The last year has seen a number of upgrades to the lodge and facilities. We have just installed a faster and more efficient WIFI network in the main lodge. The staff facilities are being upgraded and the maintenance teams have just completed new balustrades amongst other improvements.

Last year October we wrote about the 3 orphaned Cheetahs who lost their mother and we are happy to report that all 3 have survived and continue to do well on the reserve. We have been blessed with fantastic sightings of the 3 youngsters. In an amazing sighting the 3 Cheetahs had pulled down an Impala only for a spotted Hyena to arrive on the scene. Spotted Hyena will normally dominate the Cheetah and chase them off the kill but to the ranger’s surprise the 3 cheetah used their numbers and not only defended the kill but sent the Hyena scurrying off in the other direction. They have certainly matured and formed a formidable coalition!

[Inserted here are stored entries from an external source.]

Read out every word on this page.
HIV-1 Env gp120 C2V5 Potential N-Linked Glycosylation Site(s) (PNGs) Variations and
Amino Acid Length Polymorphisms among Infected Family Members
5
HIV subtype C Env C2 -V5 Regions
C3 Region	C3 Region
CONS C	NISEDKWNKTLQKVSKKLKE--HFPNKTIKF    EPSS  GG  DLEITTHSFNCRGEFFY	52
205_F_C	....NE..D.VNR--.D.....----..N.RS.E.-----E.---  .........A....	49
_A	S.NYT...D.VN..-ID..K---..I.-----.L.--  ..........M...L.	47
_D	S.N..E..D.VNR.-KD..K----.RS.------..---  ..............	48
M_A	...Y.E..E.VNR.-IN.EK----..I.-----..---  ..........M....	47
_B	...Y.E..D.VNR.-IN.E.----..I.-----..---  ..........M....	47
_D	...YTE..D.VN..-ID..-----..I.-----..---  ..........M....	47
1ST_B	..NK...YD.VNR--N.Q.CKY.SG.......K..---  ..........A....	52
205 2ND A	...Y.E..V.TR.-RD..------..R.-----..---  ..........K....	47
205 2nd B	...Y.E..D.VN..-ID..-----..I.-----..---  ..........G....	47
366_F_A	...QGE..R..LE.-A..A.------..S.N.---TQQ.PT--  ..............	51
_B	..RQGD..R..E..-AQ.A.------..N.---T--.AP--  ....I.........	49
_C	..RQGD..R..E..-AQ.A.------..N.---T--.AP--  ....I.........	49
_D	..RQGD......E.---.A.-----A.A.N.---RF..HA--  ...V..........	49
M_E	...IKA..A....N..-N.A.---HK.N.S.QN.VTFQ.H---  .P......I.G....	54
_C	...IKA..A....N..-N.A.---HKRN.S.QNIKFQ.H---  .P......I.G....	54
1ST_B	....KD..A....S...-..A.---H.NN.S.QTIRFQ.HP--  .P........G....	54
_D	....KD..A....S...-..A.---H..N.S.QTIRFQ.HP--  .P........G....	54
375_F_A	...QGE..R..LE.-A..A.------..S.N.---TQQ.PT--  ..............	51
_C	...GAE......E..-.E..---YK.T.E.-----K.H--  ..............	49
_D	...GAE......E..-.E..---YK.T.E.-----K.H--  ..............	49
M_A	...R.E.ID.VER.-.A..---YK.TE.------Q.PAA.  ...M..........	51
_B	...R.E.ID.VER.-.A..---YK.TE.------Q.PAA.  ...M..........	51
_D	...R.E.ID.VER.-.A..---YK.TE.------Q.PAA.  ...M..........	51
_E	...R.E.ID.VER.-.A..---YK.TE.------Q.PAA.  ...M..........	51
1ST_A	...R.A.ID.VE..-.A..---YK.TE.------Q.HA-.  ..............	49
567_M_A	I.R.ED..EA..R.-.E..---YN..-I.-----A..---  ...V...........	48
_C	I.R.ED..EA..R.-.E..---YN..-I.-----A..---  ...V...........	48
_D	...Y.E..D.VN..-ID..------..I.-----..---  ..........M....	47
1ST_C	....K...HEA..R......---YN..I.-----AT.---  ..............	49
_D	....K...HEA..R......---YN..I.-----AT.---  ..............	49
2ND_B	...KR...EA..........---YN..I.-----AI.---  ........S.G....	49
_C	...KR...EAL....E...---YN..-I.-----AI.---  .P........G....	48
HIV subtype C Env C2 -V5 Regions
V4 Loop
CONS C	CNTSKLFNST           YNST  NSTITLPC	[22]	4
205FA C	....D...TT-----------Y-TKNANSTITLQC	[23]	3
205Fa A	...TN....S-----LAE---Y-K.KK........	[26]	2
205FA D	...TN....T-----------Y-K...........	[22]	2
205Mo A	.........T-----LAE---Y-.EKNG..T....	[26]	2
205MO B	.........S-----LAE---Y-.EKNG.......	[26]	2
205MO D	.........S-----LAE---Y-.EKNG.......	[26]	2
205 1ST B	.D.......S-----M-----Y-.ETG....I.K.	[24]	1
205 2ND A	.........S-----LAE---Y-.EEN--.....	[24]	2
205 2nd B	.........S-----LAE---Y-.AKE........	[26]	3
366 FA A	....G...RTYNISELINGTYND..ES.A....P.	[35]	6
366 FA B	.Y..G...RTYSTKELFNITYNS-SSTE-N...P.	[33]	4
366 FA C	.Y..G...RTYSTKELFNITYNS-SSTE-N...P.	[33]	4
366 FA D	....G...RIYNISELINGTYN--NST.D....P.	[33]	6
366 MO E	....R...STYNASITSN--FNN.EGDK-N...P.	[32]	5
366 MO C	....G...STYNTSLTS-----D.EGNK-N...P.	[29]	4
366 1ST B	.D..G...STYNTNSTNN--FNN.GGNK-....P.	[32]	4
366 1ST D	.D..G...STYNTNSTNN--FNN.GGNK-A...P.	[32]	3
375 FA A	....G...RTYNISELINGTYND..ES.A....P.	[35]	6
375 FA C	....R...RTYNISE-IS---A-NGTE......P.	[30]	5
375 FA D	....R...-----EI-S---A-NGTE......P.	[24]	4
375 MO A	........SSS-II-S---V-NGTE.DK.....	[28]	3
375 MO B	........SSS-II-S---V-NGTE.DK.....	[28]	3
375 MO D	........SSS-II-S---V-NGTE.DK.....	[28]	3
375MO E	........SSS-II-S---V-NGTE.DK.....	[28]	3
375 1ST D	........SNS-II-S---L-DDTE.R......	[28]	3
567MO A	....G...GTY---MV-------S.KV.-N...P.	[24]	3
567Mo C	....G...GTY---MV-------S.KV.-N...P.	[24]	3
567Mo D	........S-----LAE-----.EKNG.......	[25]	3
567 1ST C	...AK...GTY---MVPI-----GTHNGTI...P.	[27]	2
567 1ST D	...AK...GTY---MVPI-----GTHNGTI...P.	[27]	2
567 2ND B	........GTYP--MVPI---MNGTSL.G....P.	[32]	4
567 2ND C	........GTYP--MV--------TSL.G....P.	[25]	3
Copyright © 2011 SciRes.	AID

We were enjoying coffee and rusks one morning before drive when the silence was all of a sudden broken by the distress calls of Zebra very close to the lodge. We knew from the frantic calls and sound of hooves churning up the dirt that the lions were close by and only seconds later we heard the lions take down one of the zebras. It was a little disturbing listening to the primal sounds of a lion kill but it was nature taking its course and something you don’t hear very often. We were unable to find the lions as they were just out of sight but fortunately the lionesses with bulging bellies came to quench their thirst at our local waterhole where we got to see the impressive western pride females. These two females have become exceptional at catching zebra which by biomass are the most common herbivore on the reserve.

In another interesting development we are being visited by vultures on a far more regular basis. Despite the fact that we have one of the largest breeding colonies of the Cape Vulture only a few kilometres south of the reserve in the Marakele mountains, these vultures did not forage much on the reserve and generally followed certain routes which may be driven by air currents. In the last year or two the vultures have truly discovered Welgevonden and it is not unusual to find large numbers feeding on carcasses in the reserve. These birds are critically endangered due to their susceptibility to poisoning so it is very encouraging to see they can make use of the sanctuary provided by Welgevonden.

We are very privileged to live in such a beautiful place and we look forward to welcoming all our guests through the winter season!